Une législation inédite contre l’exploitation de la précarité
Le Burkina Faso vient de franchir une étape décisive en interdisant formellement le « poverty porn », cette pratique qui consiste à instrumentaliser la misère humaine pour capter l’attention ou recueillir des fonds. Cette mesure, adoptée par les autorités de transition, marque un tournant dans la manière dont la détresse sociale est représentée, mais suscite des interrogations sur ses motivations profondes et ses conséquences sur la liberté d’expression.

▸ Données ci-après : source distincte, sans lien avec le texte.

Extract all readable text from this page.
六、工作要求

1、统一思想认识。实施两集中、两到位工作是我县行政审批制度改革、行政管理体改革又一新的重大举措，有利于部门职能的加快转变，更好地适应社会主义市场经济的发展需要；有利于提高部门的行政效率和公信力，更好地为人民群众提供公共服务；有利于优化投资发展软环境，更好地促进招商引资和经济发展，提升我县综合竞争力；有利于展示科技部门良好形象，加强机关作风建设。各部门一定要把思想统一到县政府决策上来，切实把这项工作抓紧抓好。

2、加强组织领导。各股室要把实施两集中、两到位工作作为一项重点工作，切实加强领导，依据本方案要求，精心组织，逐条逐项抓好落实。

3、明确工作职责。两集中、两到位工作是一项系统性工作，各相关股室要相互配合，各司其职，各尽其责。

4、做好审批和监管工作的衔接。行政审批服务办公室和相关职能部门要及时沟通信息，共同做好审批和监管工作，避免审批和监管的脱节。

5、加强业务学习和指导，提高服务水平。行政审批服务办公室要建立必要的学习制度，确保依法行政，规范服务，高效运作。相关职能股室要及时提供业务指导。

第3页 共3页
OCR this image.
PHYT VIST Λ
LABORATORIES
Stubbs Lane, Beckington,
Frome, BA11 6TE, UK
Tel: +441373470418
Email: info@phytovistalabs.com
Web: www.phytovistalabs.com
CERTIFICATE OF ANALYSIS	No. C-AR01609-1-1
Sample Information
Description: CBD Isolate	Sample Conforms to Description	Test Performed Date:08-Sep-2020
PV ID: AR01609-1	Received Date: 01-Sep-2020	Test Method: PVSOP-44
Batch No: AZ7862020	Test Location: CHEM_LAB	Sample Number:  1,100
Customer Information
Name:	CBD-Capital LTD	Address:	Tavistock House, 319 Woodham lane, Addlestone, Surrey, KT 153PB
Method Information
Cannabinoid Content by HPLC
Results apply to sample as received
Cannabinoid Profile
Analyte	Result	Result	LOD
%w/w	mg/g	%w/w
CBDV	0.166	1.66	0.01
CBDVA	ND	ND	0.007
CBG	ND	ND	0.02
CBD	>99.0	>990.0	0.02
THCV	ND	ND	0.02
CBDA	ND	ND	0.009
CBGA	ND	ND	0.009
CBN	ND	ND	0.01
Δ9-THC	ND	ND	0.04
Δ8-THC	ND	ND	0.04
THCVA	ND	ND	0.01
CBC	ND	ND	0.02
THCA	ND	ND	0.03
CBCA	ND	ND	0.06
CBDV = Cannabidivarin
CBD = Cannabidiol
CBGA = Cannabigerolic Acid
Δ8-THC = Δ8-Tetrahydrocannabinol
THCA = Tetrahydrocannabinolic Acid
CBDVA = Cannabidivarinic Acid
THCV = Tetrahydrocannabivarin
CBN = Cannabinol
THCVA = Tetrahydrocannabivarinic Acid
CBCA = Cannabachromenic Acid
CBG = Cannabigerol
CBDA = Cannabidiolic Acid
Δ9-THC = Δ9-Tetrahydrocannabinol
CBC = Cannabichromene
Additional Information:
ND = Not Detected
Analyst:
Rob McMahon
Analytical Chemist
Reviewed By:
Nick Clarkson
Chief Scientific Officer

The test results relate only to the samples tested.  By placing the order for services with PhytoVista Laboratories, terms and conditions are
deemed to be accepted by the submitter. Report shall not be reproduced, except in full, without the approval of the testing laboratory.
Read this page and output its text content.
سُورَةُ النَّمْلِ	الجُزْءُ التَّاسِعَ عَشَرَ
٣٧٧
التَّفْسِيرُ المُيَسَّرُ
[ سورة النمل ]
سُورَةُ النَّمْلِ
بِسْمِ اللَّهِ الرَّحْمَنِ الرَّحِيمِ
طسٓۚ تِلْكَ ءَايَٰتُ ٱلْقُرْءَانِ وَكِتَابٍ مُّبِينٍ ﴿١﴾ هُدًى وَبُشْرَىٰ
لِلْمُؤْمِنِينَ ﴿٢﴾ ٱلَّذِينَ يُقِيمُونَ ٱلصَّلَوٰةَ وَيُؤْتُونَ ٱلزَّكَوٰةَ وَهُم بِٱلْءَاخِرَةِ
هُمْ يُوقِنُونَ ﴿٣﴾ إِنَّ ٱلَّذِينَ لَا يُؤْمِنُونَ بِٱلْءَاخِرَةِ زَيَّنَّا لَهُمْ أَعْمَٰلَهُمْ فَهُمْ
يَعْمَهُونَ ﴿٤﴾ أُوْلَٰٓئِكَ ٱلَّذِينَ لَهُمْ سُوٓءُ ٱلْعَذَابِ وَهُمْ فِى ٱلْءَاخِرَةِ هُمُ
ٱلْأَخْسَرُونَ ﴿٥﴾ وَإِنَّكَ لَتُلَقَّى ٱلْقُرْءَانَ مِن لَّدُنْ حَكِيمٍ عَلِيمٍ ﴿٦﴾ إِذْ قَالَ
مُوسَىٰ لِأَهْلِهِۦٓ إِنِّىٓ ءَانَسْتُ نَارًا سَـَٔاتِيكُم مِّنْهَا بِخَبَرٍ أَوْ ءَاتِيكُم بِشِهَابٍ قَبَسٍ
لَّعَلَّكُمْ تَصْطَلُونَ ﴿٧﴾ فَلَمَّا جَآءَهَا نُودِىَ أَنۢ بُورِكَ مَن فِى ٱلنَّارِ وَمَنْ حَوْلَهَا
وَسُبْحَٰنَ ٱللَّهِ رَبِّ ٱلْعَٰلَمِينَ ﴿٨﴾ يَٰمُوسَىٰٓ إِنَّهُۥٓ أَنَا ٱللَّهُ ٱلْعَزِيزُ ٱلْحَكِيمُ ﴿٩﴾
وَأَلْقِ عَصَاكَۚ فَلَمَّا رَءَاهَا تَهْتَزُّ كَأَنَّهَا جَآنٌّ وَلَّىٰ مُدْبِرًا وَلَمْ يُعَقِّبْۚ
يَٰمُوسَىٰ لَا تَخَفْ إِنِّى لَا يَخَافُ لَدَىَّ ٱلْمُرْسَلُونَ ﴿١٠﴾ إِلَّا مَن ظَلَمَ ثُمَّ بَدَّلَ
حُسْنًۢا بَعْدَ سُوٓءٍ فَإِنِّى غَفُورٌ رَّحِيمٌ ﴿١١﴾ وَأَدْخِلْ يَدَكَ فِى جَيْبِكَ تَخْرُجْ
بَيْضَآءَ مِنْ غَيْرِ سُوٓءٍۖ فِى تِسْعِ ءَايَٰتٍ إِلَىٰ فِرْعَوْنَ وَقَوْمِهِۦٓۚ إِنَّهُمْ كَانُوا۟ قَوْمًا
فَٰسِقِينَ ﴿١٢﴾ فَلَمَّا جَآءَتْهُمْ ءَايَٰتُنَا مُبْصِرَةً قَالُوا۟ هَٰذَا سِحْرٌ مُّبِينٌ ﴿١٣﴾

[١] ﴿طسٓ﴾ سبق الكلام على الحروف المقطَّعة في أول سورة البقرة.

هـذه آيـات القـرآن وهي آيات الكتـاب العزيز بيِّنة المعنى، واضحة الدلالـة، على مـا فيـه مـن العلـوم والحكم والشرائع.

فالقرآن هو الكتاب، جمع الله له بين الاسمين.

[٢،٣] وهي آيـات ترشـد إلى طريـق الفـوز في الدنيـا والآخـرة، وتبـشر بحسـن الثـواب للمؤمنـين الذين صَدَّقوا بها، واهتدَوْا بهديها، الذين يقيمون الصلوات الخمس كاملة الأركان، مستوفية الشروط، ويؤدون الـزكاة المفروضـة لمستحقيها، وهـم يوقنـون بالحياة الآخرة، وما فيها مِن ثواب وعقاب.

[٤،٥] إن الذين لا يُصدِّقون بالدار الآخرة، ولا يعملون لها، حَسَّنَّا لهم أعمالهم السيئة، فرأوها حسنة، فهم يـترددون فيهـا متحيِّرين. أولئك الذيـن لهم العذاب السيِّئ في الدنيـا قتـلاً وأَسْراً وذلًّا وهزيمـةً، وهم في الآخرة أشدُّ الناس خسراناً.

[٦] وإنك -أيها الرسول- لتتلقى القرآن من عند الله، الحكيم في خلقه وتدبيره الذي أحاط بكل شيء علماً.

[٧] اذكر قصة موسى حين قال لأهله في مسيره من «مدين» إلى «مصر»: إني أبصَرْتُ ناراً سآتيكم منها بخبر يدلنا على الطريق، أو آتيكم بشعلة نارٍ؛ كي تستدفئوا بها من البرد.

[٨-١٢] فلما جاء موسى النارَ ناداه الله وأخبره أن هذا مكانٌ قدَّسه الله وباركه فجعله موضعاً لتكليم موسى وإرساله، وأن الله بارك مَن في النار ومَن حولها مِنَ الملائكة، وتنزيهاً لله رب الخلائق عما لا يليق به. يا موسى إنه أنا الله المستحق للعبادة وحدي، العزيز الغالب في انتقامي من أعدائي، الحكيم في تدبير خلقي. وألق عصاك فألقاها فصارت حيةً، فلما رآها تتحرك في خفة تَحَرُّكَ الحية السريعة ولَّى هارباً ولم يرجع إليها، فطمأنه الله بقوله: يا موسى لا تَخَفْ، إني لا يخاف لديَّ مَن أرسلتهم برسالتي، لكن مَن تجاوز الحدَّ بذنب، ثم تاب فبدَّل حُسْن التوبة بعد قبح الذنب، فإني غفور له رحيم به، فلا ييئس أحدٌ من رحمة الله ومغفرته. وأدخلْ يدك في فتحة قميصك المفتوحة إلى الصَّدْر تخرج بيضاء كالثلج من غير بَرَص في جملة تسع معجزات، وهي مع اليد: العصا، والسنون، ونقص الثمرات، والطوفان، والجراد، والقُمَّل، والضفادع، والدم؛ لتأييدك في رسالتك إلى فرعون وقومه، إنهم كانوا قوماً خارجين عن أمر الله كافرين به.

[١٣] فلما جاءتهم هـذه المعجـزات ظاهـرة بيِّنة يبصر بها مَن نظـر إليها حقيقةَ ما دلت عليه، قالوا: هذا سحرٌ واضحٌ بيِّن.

Le misérabilisme, une pratique lucrative mais controversée
Avec l’essor des réseaux sociaux, la diffusion d’images choquantes de populations vulnérables est devenue une stratégie courante, souvent justifiée par des appels à la solidarité ou à la sensibilisation. Cependant, cette méthode soulève des questions éthiques majeures : en réduisant des êtres humains à leur état de souffrance, elle nie leur dignité et transforme leur histoire en spectacle. Les autorités burkinabè ont décidé de mettre un terme à cette dérive, estimant que la dignité des individus ne peut être sacrifiée sur l’autel de l’émotion.
Une décision motivée par des enjeux nationaux et internationaux
Au-delà des considérations éthiques, cette interdiction s’inscrit dans un contexte politique et sécuritaire particulièrement complexe. Le Burkina Faso traverse une crise multidimensionnelle, et la diffusion massive d’images mettant en avant uniquement les aspects les plus sombres du pays pose un défi pour les autorités. Pour le gouvernement, contrôler ces représentations revient à reprendre la maîtrise du récit national, en évitant que le pays ne soit réduit à une image de désolation et d’impuissance.
Les critiques : une censure déguisée ?
Cette initiative n’est pas exempte de controverses. Une partie de la société civile et des opposants à la transition y voient une manœuvre politique visant à étouffer la réalité. En interdisant de filmer la précarité, les autorités seraient accusées de masquer l’ampleur d’une crise humanitaire dont les conséquences sont pourtant bien réelles : millions de personnes déplacées, zones sous blocus, pénuries alimentaires et sanitaires. Pour ses détracteurs, cette loi constitue un écran de fumée, permettant au pouvoir en place de présenter une image de stabilité et de contrôle.
Vers une communication humanitaire plus responsable ?
Cette nouvelle réglementation impose aux acteurs humanitaires et aux médias de repenser leurs stratégies de communication. Comment alerter sur l’urgence sans tomber dans le sensationnalisme ou encourir des sanctions ? La solution pourrait résider dans une approche plus respectueuse, mettant en avant les solutions et la résilience des populations plutôt que leur vulnérabilité. Une telle démarche permettrait non seulement de préserver la dignité des personnes concernées, mais aussi de maintenir une couverture médiatique équilibrée, loin des clichés dévalorisants.